While Microsoft is still profitable, they're looking at trends and taking the long-term view. And the trend is that traditional PC sales are going down, not just market share. If you include smartphones and tablets, Microsoft's market share is already a minority. Printers are being built with Airprint and Cloud Print, so you could actually do office work entirely on your iOS or Android device. It's a sign of the waning influence of Microsoft, because printer manufacturers are not known for producing printer drivers that they don't have to.
Desktop is the present of Microsoft, but they need Mobile to be the future. They will do whatever they have to for a chance of Bill Gates-level success in it. I hate Microsoft, and Ballmer is a big, 6'5" part of that hate, so they have their work cut out for them.
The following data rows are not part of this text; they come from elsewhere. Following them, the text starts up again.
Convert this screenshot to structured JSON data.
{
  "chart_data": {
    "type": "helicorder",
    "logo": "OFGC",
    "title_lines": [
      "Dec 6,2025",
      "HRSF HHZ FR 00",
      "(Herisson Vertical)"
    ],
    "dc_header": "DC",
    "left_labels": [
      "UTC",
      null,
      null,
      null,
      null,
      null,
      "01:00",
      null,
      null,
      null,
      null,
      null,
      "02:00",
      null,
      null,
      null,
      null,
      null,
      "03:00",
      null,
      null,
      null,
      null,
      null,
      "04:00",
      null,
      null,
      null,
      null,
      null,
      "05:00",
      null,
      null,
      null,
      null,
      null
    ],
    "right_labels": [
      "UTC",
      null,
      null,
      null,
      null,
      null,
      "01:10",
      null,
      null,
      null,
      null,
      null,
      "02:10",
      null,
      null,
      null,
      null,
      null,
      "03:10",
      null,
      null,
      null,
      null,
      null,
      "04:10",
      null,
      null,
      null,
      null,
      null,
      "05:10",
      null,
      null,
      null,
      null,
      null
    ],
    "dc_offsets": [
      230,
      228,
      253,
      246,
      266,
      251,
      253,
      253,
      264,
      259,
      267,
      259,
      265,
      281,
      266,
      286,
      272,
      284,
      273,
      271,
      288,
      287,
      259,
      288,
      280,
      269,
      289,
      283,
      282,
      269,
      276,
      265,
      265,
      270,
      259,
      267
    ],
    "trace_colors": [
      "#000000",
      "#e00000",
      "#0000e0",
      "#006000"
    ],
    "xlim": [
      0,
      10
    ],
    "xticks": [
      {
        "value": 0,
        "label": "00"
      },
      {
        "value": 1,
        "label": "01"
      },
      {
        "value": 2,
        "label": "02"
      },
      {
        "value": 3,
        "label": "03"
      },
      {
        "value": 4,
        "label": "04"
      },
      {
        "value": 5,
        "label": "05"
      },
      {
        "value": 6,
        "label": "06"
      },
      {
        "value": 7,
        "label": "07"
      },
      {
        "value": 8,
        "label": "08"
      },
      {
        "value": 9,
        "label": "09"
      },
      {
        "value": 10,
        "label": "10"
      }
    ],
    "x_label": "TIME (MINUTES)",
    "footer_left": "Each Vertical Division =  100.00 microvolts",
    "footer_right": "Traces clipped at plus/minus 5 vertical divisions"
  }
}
Posted by: R | August 28, 2013 at 09:42 PM
@R:
>> They will do whatever they have to for a chance of Bill Gates-level success in it.
Hint: They will never achieve that. The owned the PC because there was no competitor. The only one who might have been able to own this space was Apple and they priced themselves out of business with their early Macs and their refusal to open up the system.
To rule Mobile it's too late, plain and simple. And they won't stand any chance with an Apple copycat (locked down and restricted) when the original is more popular tham Macs have ever been in the PC world and an open competitor with huge market share already exists.
Microsoft can try what they want, this battle is lost forever. Also, please read the fine print: Nobody predicts that Microsoft may abandon mobile, but it can easily be that they abandon Windows Phone because it'll get them nowhere. The system had it chance and everything that happened so far tells us that the only way to sell it is by selling below cost.